‘Boldly Blended Colas’: Pepsi Launches 1893 Soda-Based Mixology Brand


Pepsi 1893

Millennials have changed the rules regarding just about everything—and carbonated soft drinks are no exception. They’re interested in mixology and in natural ingredients more than any previous generation. And now PepsiCo is trying to tap into both trends with its launch campaign for the new 1893 premium soda brand.

While beer-makers such as MillerCoors are coming out with “hard sodas” that taste like carbonated soft drinks with a kick, PepsiCo’s answer is an 1893 line that lends itself perfectly to being mixed with liquor or enjoyed on its own.

“We developed this as a unique consumer proposition because we knew there was a market for this product,” Jenny Danzi, senior marketing manager for PepsiCo, told brandchannel. “The concept tested extremely well—in the top 10 percent of all soda-innovation concepts that we’d tested in the past decade.”

The company was “inspired by the mixology craze,” Chad Stubbs, vice president of marketing for the Pepsi trademark, told Ad Age. “We absolutely see this as a perfect standalone beverage or a perfect complement to cocktails.”

This is not Pepsi’s first foray into the trendy craft beverage realm. As Eater notes, “In 2014, the company introduced Caleb’s Kola, named after founder Caleb Bradham, and later launched Stubborn Soda, which embraces more offbeat flavors like agave vanilla cream, black cherry with tarragon, and lemon berry açai.”

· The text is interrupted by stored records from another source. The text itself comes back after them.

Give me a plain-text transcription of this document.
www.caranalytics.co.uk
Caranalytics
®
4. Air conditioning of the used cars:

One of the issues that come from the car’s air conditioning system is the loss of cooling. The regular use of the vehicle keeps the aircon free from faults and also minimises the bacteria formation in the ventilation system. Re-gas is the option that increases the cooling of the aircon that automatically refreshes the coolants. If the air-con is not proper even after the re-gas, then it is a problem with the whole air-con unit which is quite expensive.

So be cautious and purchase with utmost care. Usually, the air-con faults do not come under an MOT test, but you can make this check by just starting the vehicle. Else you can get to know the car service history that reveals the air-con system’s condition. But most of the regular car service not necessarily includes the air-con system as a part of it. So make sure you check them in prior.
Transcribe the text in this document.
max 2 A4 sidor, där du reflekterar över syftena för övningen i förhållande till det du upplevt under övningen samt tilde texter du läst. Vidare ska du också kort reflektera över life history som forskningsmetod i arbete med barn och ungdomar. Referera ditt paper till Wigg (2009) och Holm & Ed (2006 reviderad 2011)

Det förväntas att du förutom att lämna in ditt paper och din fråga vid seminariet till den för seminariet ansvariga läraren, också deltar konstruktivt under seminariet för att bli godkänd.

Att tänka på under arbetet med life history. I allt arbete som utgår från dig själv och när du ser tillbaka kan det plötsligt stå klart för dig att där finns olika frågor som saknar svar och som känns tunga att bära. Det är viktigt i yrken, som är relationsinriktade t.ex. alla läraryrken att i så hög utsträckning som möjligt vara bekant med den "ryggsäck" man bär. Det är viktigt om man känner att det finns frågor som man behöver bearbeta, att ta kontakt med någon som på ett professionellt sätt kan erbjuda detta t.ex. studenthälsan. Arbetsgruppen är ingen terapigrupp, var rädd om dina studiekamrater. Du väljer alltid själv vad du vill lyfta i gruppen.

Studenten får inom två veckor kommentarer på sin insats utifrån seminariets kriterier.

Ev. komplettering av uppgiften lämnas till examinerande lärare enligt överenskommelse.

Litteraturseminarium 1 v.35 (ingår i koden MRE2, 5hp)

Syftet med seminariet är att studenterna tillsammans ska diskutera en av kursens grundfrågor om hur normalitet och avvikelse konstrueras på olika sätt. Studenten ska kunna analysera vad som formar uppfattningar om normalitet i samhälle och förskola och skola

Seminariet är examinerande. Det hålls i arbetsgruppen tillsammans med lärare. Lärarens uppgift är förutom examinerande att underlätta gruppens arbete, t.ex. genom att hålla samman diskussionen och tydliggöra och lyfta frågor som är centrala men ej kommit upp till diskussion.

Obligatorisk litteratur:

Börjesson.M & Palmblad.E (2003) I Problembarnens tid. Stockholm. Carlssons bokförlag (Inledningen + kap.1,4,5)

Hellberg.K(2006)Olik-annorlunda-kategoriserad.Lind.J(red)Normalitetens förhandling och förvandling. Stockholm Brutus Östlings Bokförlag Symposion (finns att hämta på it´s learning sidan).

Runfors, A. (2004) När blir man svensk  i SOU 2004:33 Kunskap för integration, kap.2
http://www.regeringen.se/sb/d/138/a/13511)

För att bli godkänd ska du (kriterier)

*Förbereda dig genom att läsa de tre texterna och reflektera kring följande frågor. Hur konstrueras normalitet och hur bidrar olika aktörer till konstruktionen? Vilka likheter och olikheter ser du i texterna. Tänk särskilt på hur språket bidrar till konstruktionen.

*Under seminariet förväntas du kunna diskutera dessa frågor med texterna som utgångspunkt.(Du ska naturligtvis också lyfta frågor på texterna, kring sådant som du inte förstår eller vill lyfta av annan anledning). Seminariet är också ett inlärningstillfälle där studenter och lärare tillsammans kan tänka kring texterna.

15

While many regular Pepsi fans remain despite the steady decline in soft-drink consumption by Americans over the past several years, Danzi said, “1893 is an additional offering to reach an emerging trend.”

Pepsi 1893

The “1893” name is a reference to original recipes created by Pepsi founder Caleb Bradham in that same year, so the new line of beverages is inspired by more than a century of cola-making experience. Pepsi’s original formula was made with premium kola nut extract, just as 1893 is today—with the blending of authentic ingredients like certified fair trade sugar and sparkling water make it a refined cola-drinking experience.

It is available across the US in Original Cola and Ginger Cola and is packaged in sleek 12 ounce cans of bronze and black, with more of an energy-drink silhouette than a regular can of soda. The suggested retail price for a 12 oz. can is $1.79, same as for 20 ounces of regular Pepsi. Caleb’s Kola is priced higher.

In the “Soda Sommelier” ad for the product’s launch, actor Jeff Galfer acts like a sommelier describing the nuances of a beverage’s bouquet to some tourists. The beverage turns out to be 1893, and he can’t help himself from quaffing it, as a voiceover describes it as a “boldly blended cola.”

Danzi told brandchannel that the 1893 campaign will be driven more than other Pepsi beverage marketing by the opportunities, demands and generational particulars (read: wooing choosy millennials) of social media usage. “We’re going to discover things the way consumers do,” she said, adding, “We’ll see a lot of digital content coming this month and throughout the year, and a lot of social media and technology content as well.”

Pepsi 1893 craft soda line

Pepsi is also planning a unique brand experience—a Lenny Kravitz-designed restaurant in New York City called Kola House (below), which is slated to open this spring in Manhattan’s Meatpacking District—that almost certainly will feature the brand’s craft sodas in cocktails designed by resident cocktail curator and mixologist Alex Ott, who created a “Kola Station” for Pepsi at last year’s Milan Design Week.

PepsiCo Pepsi Rendering of Kola House space in New York City

As Pepsi notes, “Ott’s unrivaled background in flavor chemistry and his superior knowledge of food and beverage pairings and global palates make him the ideal mastermind behind the development of Kola House’s cocktails and elixirs.”

Mtn Dew Black LabelPepsiCo, meanwhile, is launching another new “craft” beverage this month: Mtn Dew Black Label, which has been available in a handful of college markets and is expanding to stores across America. The “dark berry” flavor is made with herbal bitters and, like Pepsi 1893, will include real sugar as its sweetener.